GRo*_*tar 2 postgresql performance database-design optimization timestamp query-performance

I am building a PostgreSQL database and I have created a timestamp table, where the primary key is the timestamp itself (e.g. id: Fri Apr 13 2018 15:00:19). The database is supposed to be later migrated to a data warehouse, from which analytics will be extracted.

At this point, I am wondering whether it is beneficial to add extra columns to the timestamp table, containing the parsed metrics such as the example below, or have a single table with the ID's.

id                       | year | month | day | hour | minutes | seconds
-------------------------------------------------------------------------
Fri Apr 13 2018 15:00:19 | 2018 |   4   | 13  |  15  |    0    |   19


vs


id
-------------------------
Fri Apr 13 2018 15:00:19
Run Code Online (Sandbox Code Playgroud)

My goal is to achieve the best performance possible when querying the data warehouse, so I'm assuming having the timestamp split accordingly will result in faster queries rather than unzipping time metrics in real-time:

SELECT * FROM timestamp_table WHERE year = 2018 /* Querying values already parsed */

vs

SELECT * FROM timestamp_table WHERE YEAR(timestamp_id) = 2018 /* Parsing in real-time*/
Run Code Online (Sandbox Code Playgroud)

I would appreciate some best practices input on this.

Lau*_*lbe 6

Keep the timestamp and don't add columns for the parts.

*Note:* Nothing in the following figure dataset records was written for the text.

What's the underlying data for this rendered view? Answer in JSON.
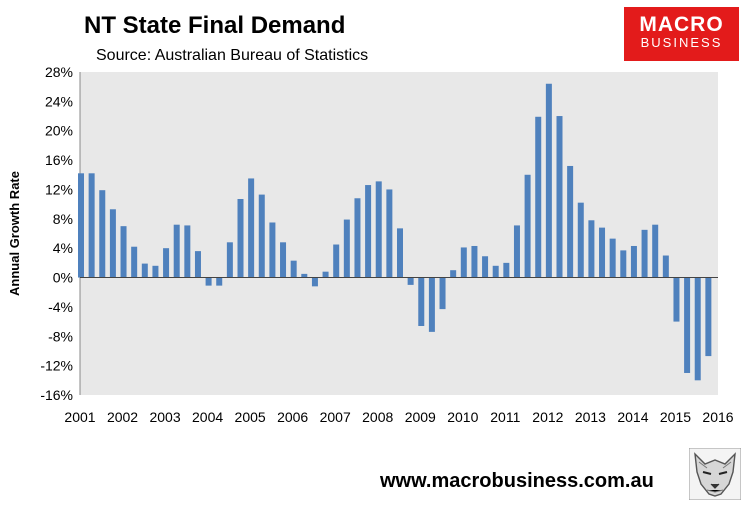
{
  "brand": {
    "logo_line1": "MACRO",
    "logo_line2": "BUSINESS",
    "url": "www.macrobusiness.com.au",
    "accent": "#e31b1b"
  },
  "chart_data": {
    "type": "bar",
    "title": "NT State Final Demand",
    "subtitle": "Source: Australian Bureau of Statistics",
    "ylabel": "Annual Growth Rate",
    "xlabel": "",
    "ylim": [
      -16,
      28
    ],
    "y_ticks": [
      "28%",
      "24%",
      "20%",
      "16%",
      "12%",
      "8%",
      "4%",
      "0%",
      "-4%",
      "-8%",
      "-12%",
      "-16%"
    ],
    "x_tick_labels": [
      "2001",
      "2002",
      "2003",
      "2004",
      "2005",
      "2006",
      "2007",
      "2008",
      "2009",
      "2010",
      "2011",
      "2012",
      "2013",
      "2014",
      "2015",
      "2016"
    ],
    "x_start": 2001,
    "x_end": 2016,
    "bar_color": "#4f81bd",
    "plot_background": "#e8e8e8",
    "grid": false,
    "series": [
      {
        "name": "Annual Growth Rate",
        "x": [
          2001.0,
          2001.25,
          2001.5,
          2001.75,
          2002.0,
          2002.25,
          2002.5,
          2002.75,
          2003.0,
          2003.25,
          2003.5,
          2003.75,
          2004.0,
          2004.25,
          2004.5,
          2004.75,
          2005.0,
          2005.25,
          2005.5,
          2005.75,
          2006.0,
          2006.25,
          2006.5,
          2006.75,
          2007.0,
          2007.25,
          2007.5,
          2007.75,
          2008.0,
          2008.25,
          2008.5,
          2008.75,
          2009.0,
          2009.25,
          2009.5,
          2009.75,
          2010.0,
          2010.25,
          2010.5,
          2010.75,
          2011.0,
          2011.25,
          2011.5,
          2011.75,
          2012.0,
          2012.25,
          2012.5,
          2012.75,
          2013.0,
          2013.25,
          2013.5,
          2013.75,
          2014.0,
          2014.25,
          2014.5,
          2014.75,
          2015.0,
          2015.25,
          2015.5,
          2015.75
        ],
        "values": [
          14.2,
          14.2,
          11.9,
          9.3,
          7.0,
          4.2,
          1.9,
          1.6,
          4.0,
          7.2,
          7.1,
          3.6,
          -1.1,
          -1.1,
          4.8,
          10.7,
          13.5,
          11.3,
          7.5,
          4.8,
          2.3,
          0.5,
          -1.2,
          0.8,
          4.5,
          7.9,
          10.8,
          12.6,
          13.1,
          12.0,
          6.7,
          -1.0,
          -6.6,
          -7.4,
          -4.3,
          1.0,
          4.1,
          4.3,
          2.9,
          1.6,
          2.0,
          7.1,
          14.0,
          21.9,
          26.4,
          22.0,
          15.2,
          10.2,
          7.8,
          6.8,
          5.3,
          3.7,
          4.3,
          6.5,
          7.2,
          3.0,
          -6.0,
          -13.0,
          -14.0,
          -10.7
        ]
      }
    ]
  }
}
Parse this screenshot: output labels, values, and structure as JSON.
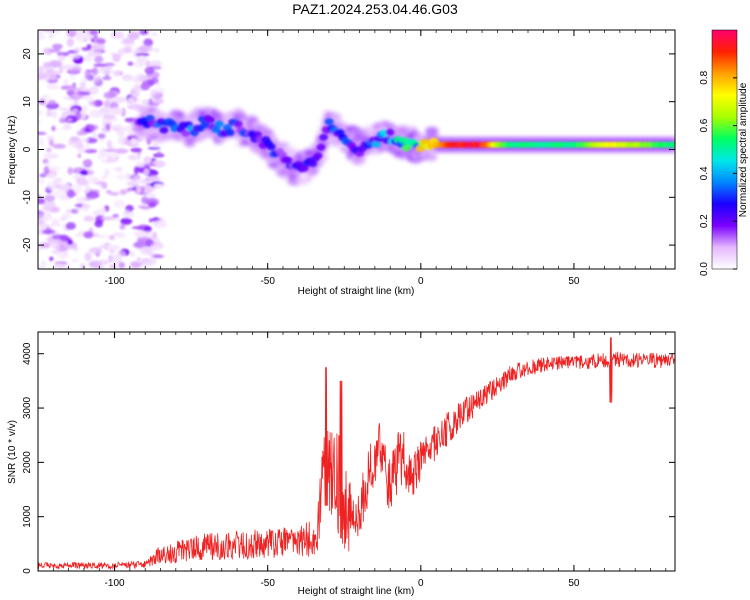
{
  "title": "PAZ1.2024.253.04.46.G03",
  "chart_data": [
    {
      "type": "heatmap",
      "xlabel": "Height of straight line (km)",
      "ylabel": "Frequency (Hz)",
      "xlim": [
        -125,
        83
      ],
      "ylim": [
        -25,
        25
      ],
      "xticks": [
        -100,
        -50,
        0,
        50
      ],
      "yticks": [
        -20,
        -10,
        0,
        10,
        20
      ],
      "colorbar": {
        "label": "Normalized spectral amplitude",
        "range": [
          0,
          1
        ],
        "ticks": [
          0.0,
          0.2,
          0.4,
          0.6,
          0.8
        ],
        "colors": [
          "#ffffff",
          "#e4b8ff",
          "#7a00ff",
          "#1a00ff",
          "#0088ff",
          "#00e8e8",
          "#00ff60",
          "#a8ff00",
          "#ffff00",
          "#ffa000",
          "#ff2000",
          "#ff0070"
        ]
      },
      "ridge": [
        [
          -90,
          6
        ],
        [
          -85,
          5
        ],
        [
          -80,
          5
        ],
        [
          -75,
          4
        ],
        [
          -70,
          6
        ],
        [
          -65,
          4
        ],
        [
          -60,
          5
        ],
        [
          -55,
          3
        ],
        [
          -50,
          1
        ],
        [
          -45,
          -2
        ],
        [
          -40,
          -4
        ],
        [
          -35,
          -3
        ],
        [
          -30,
          5
        ],
        [
          -25,
          3
        ],
        [
          -20,
          0
        ],
        [
          -15,
          2
        ],
        [
          -10,
          3
        ],
        [
          -5,
          1
        ],
        [
          0,
          1
        ],
        [
          10,
          1
        ],
        [
          20,
          1
        ],
        [
          30,
          1
        ],
        [
          50,
          1
        ],
        [
          83,
          1
        ]
      ],
      "ridge_amplitude": [
        [
          -90,
          0.3
        ],
        [
          -80,
          0.35
        ],
        [
          -70,
          0.35
        ],
        [
          -60,
          0.3
        ],
        [
          -50,
          0.3
        ],
        [
          -40,
          0.25
        ],
        [
          -30,
          0.3
        ],
        [
          -20,
          0.35
        ],
        [
          -10,
          0.4
        ],
        [
          0,
          0.7
        ],
        [
          10,
          0.95
        ],
        [
          20,
          1.0
        ],
        [
          25,
          0.7
        ],
        [
          30,
          0.55
        ],
        [
          50,
          0.55
        ],
        [
          62,
          0.75
        ],
        [
          83,
          0.55
        ]
      ],
      "noise_region": {
        "x": [
          -125,
          -88
        ],
        "y": [
          -25,
          25
        ]
      }
    },
    {
      "type": "line",
      "xlabel": "Height of straight line (km)",
      "ylabel": "SNR (10 * v/v)",
      "xlim": [
        -125,
        83
      ],
      "ylim": [
        0,
        4400
      ],
      "xticks": [
        -100,
        -50,
        0,
        50
      ],
      "yticks": [
        0,
        1000,
        2000,
        3000,
        4000
      ],
      "color": "#ee2222",
      "envelope": [
        {
          "x": -125,
          "y": 100,
          "amp": 60
        },
        {
          "x": -100,
          "y": 100,
          "amp": 60
        },
        {
          "x": -90,
          "y": 120,
          "amp": 70
        },
        {
          "x": -85,
          "y": 300,
          "amp": 180
        },
        {
          "x": -70,
          "y": 450,
          "amp": 250
        },
        {
          "x": -50,
          "y": 500,
          "amp": 280
        },
        {
          "x": -40,
          "y": 550,
          "amp": 300
        },
        {
          "x": -34,
          "y": 600,
          "amp": 350
        },
        {
          "x": -31,
          "y": 2300,
          "amp": 1100
        },
        {
          "x": -28,
          "y": 1800,
          "amp": 1000
        },
        {
          "x": -25,
          "y": 1200,
          "amp": 900
        },
        {
          "x": -22,
          "y": 900,
          "amp": 500
        },
        {
          "x": -18,
          "y": 1500,
          "amp": 600
        },
        {
          "x": -14,
          "y": 2200,
          "amp": 700
        },
        {
          "x": -10,
          "y": 1600,
          "amp": 500
        },
        {
          "x": -6,
          "y": 2200,
          "amp": 600
        },
        {
          "x": -3,
          "y": 1700,
          "amp": 400
        },
        {
          "x": 0,
          "y": 2000,
          "amp": 400
        },
        {
          "x": 5,
          "y": 2400,
          "amp": 350
        },
        {
          "x": 10,
          "y": 2700,
          "amp": 300
        },
        {
          "x": 20,
          "y": 3200,
          "amp": 220
        },
        {
          "x": 30,
          "y": 3650,
          "amp": 170
        },
        {
          "x": 40,
          "y": 3800,
          "amp": 140
        },
        {
          "x": 55,
          "y": 3850,
          "amp": 130
        },
        {
          "x": 62,
          "y": 3900,
          "amp": 150
        },
        {
          "x": 83,
          "y": 3870,
          "amp": 140
        }
      ],
      "features": [
        {
          "x": 62,
          "min": 3100,
          "max": 4300
        },
        {
          "x": -31,
          "min": 1200,
          "max": 3750
        },
        {
          "x": -26,
          "min": 600,
          "max": 3500
        }
      ]
    }
  ]
}
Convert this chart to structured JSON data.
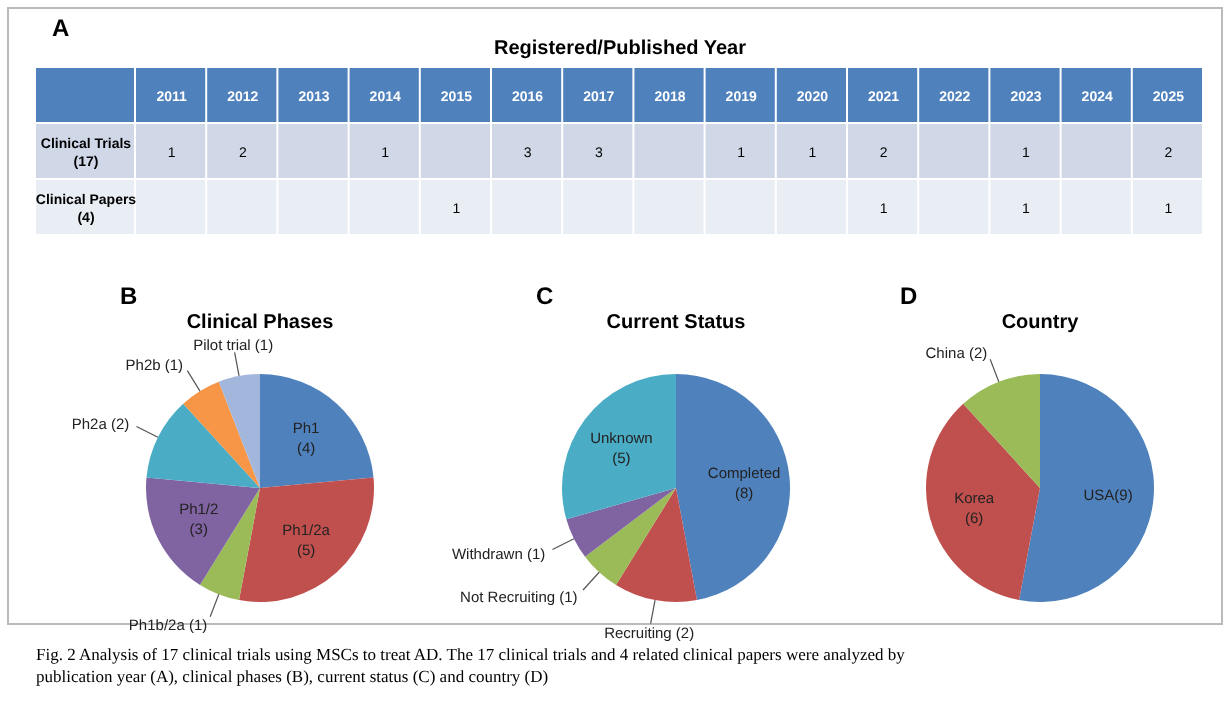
{
  "chart_data": [
    {
      "type": "heatmap",
      "data_labels": true,
      "title": "Registered/Published Year",
      "annotations": [
        "A"
      ],
      "categories": [
        "2011",
        "2012",
        "2013",
        "2014",
        "2015",
        "2016",
        "2017",
        "2018",
        "2019",
        "2020",
        "2021",
        "2022",
        "2023",
        "2024",
        "2025"
      ],
      "y_categories": [
        "Clinical Trials (17)",
        "Clinical Papers (4)"
      ],
      "cells": [
        [
          1,
          2,
          null,
          1,
          null,
          3,
          3,
          null,
          1,
          1,
          2,
          null,
          1,
          null,
          2
        ],
        [
          null,
          null,
          null,
          null,
          1,
          null,
          null,
          null,
          null,
          null,
          1,
          null,
          1,
          null,
          1
        ]
      ]
    },
    {
      "type": "pie",
      "title": "Clinical Phases",
      "annotations": [
        "B"
      ],
      "categories": [
        "Ph1 (4)",
        "Ph1/2a (5)",
        "Ph1b/2a (1)",
        "Ph1/2 (3)",
        "Ph2a (2)",
        "Ph2b (1)",
        "Pilot trial (1)"
      ],
      "values": [
        4,
        5,
        1,
        3,
        2,
        1,
        1
      ],
      "colors": [
        "#4f81bd",
        "#c0504d",
        "#9bbb59",
        "#8064a2",
        "#4bacc6",
        "#f79646",
        "#a3b6dc"
      ]
    },
    {
      "type": "pie",
      "title": "Current Status",
      "annotations": [
        "C"
      ],
      "categories": [
        "Completed (8)",
        "Recruiting (2)",
        "Not Recruiting (1)",
        "Withdrawn (1)",
        "Unknown (5)"
      ],
      "values": [
        8,
        2,
        1,
        1,
        5
      ],
      "colors": [
        "#4f81bd",
        "#c0504d",
        "#9bbb59",
        "#8064a2",
        "#4bacc6"
      ]
    },
    {
      "type": "pie",
      "title": "Country",
      "annotations": [
        "D",
        "Fig. 2 Analysis of 17 clinical trials using MSCs to treat AD. The 17 clinical trials and 4 related clinical papers were analyzed by publication year (A), clinical phases (B), current status (C) and country (D)"
      ],
      "categories": [
        "USA(9)",
        "Korea (6)",
        "China (2)"
      ],
      "values": [
        9,
        6,
        2
      ],
      "colors": [
        "#4f81bd",
        "#c0504d",
        "#9bbb59"
      ]
    }
  ]
}
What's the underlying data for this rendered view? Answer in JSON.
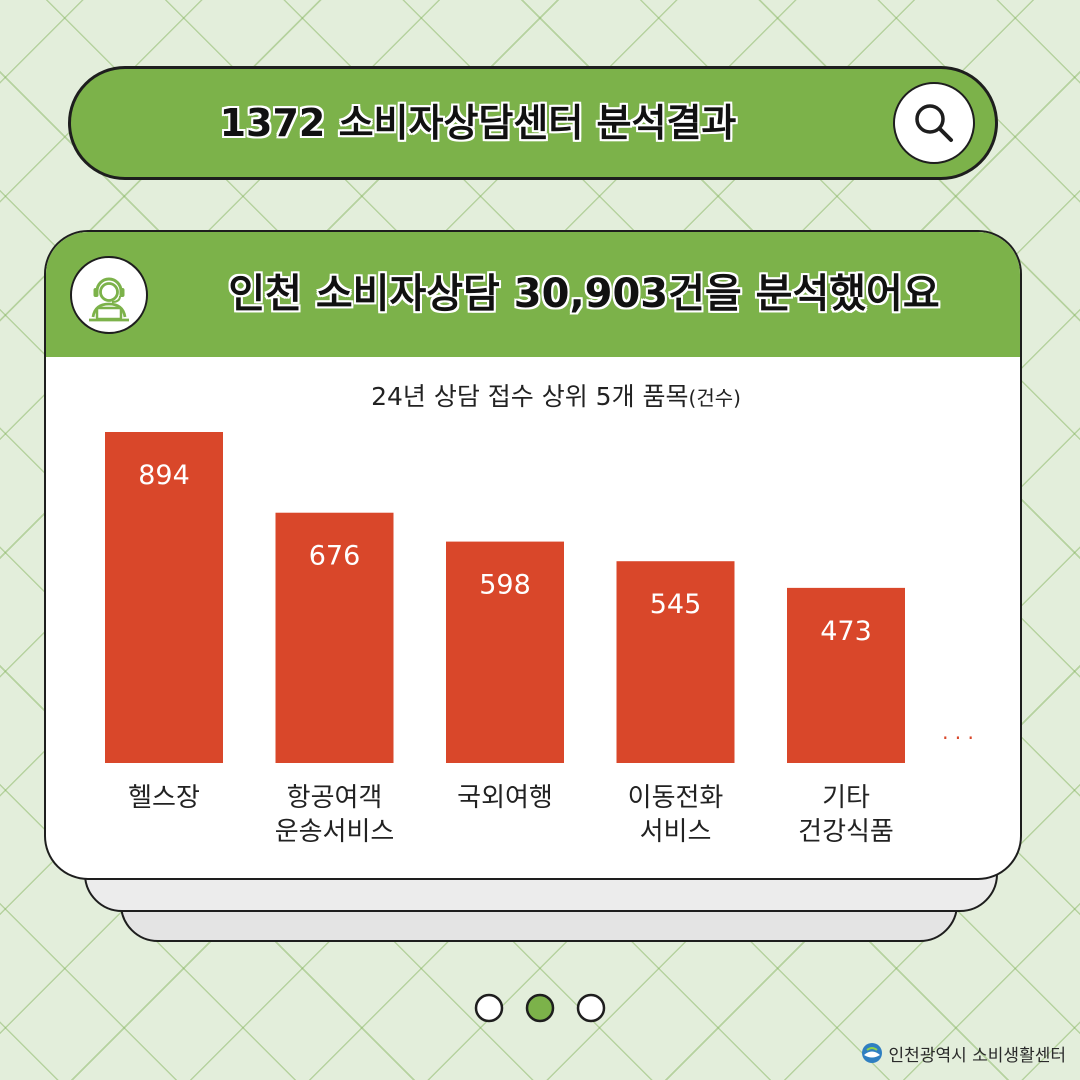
{
  "search": {
    "title": "1372 소비자상담센터 분석결과",
    "icon": "search-icon"
  },
  "card": {
    "title": "인천 소비자상담 30,903건을 분석했어요",
    "avatar_icon": "headset-agent-icon"
  },
  "chart_data": {
    "type": "bar",
    "title": "24년 상담 접수 상위 5개 품목",
    "unit": "(건수)",
    "categories": [
      [
        "헬스장"
      ],
      [
        "항공여객",
        "운송서비스"
      ],
      [
        "국외여행"
      ],
      [
        "이동전화",
        "서비스"
      ],
      [
        "기타",
        "건강식품"
      ]
    ],
    "values": [
      894,
      676,
      598,
      545,
      473
    ],
    "trailing_note": "· · ·",
    "bar_color": "#d9472a",
    "ylim": [
      0,
      894
    ]
  },
  "pagination": {
    "count": 3,
    "active": 1,
    "active_color": "#7cb24a"
  },
  "footer": {
    "org": "인천광역시 소비생활센터"
  },
  "colors": {
    "green": "#7cb24a",
    "bar": "#d9472a",
    "outline": "#1e1e1e"
  }
}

If you need to search for part of a timestamp, you can always create indexes on extract expressions.

拥有单独的列会浪费空间并增加不必要的冗余,而我无法想象任何好处。

  • 通常你不应该冗余地存储相同的信息。如果您获得显着的性能优势,则例外是可以的。如果是在多个表中存储相同时间戳的情况,则取决于您的数据模型和查询。但是我很确定您不会通过分别存储时间戳的几个部分来获得性能优势。 (2认同)

mus*_*cio 5

您似乎在进行过早的优化——您不应该假设任何特定设计的性能特征,而是对其进行测试。

当您将时间戳值的组件存储在单独的列中时,您可能不会获得明显的性能优势,但增加数据不一致或维护开销(或两者)的风险。

话虽如此,可能有正当理由将时间戳的某些组件存储为单独的列,例如:

  • 组件(例如年、季度、月)构成数据仓库模型中的有效维度。
  • 您的数据库物理设计要求按时间间隔进行数据分区,以方便维护或提高某些操作的性能。